The Road Information Program, or TRIP, a Washington-based group sponsored in part by the highway construction industry, recently released its report.
The report comes as Congress prepares to consider a new six-year highway bill to replace 1998’s Transportation Equity Act for the 21st Century, TEA-21, which expires Sept. 30.
"Additional funding under TEA-21 reauthorization would help South Dakota further modernize its road and bridge system, improving traffic safety and mobility and boosting economic development,’ the report concluded.
Versions of the new bill range from a small increase in federal highway money to a 60 percent increase in funding.
Speaking at a news conference, Leon Schochenmaier, director of planning and engineering for the state Department of Transportation, called for more highway spending. South Dakota and four other states have proposed a bill that would increase federal highway funding in South Dakota by more than 30 percent to $1.7 billion over six years, he said.
But time is running out for a new bill, and Congress will likely have to pass a one-year extension of TEA-21, Rapid City contractor Roger Johnsen said. He is past president of Associated General Contractors, the group that organized Tuesday’s news conference. Next year – an election year – Congress and the Bush administration would tackle a long-term highway spending measure, he said.
Dan Pfeiffer, an aide to Sen. Tom Daschle, D-SD, agreed that a new six-year bill probably will not pass by Sept 30.
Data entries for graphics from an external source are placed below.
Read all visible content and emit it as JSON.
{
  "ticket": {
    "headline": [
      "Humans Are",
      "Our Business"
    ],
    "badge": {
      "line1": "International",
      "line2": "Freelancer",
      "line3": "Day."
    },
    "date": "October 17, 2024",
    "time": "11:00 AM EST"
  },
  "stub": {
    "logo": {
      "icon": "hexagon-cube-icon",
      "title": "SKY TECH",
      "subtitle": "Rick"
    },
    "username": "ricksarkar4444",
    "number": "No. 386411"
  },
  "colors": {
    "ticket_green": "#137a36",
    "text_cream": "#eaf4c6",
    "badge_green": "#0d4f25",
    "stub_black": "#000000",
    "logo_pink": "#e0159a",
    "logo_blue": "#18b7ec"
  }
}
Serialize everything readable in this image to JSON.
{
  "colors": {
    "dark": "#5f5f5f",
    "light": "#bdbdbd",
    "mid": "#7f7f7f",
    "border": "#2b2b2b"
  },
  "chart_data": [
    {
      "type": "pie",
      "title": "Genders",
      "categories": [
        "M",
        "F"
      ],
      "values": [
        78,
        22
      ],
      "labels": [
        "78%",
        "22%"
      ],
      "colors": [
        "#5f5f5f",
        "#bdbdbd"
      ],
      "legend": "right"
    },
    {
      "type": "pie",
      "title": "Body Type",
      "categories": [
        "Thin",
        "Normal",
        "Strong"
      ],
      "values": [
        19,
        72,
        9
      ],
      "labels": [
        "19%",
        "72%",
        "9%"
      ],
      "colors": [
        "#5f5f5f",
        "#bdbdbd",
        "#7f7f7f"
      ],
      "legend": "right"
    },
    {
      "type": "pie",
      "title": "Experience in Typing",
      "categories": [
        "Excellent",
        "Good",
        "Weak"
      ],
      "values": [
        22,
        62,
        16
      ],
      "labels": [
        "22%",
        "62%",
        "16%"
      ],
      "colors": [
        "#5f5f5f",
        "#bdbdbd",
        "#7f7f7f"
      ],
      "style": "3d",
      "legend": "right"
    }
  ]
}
"Sen. Daschle is open to a number of approaches to this, but we need to find one that can get a majority of votes in the Senate as well as pass the House and be signed into law by the president,’ Pfeiffer said. "We’re still working through that process right now.’
According to the staff for Sen. Tim Johnson, D-SD, who is a member of the Senate Budget and Appropriations committees, the Senate has prepared for the bill by budgeting $283 billion for highways and transit systems over the next five years. That is more than the Bush administration’s proposal, which calls for $247 billion over six years.
"I will fight for the higher Senate level to ensure that resources are available to improve South Dakota’s transportation infrastructure in the appropriations bill,’ Johnson said in a statement. "Congress cannot afford to shortchange critical transportation infrastructure improvements.’
On the House side, the committee in charge of the bill is wrestling with the issue, according to Lee Cohen, spokesman for Rep. Bill Janklow, R-S.D. The committee chairman is working to increase funding for highways, but the final bill might not contain all the money South Dakota needs, Cohen said.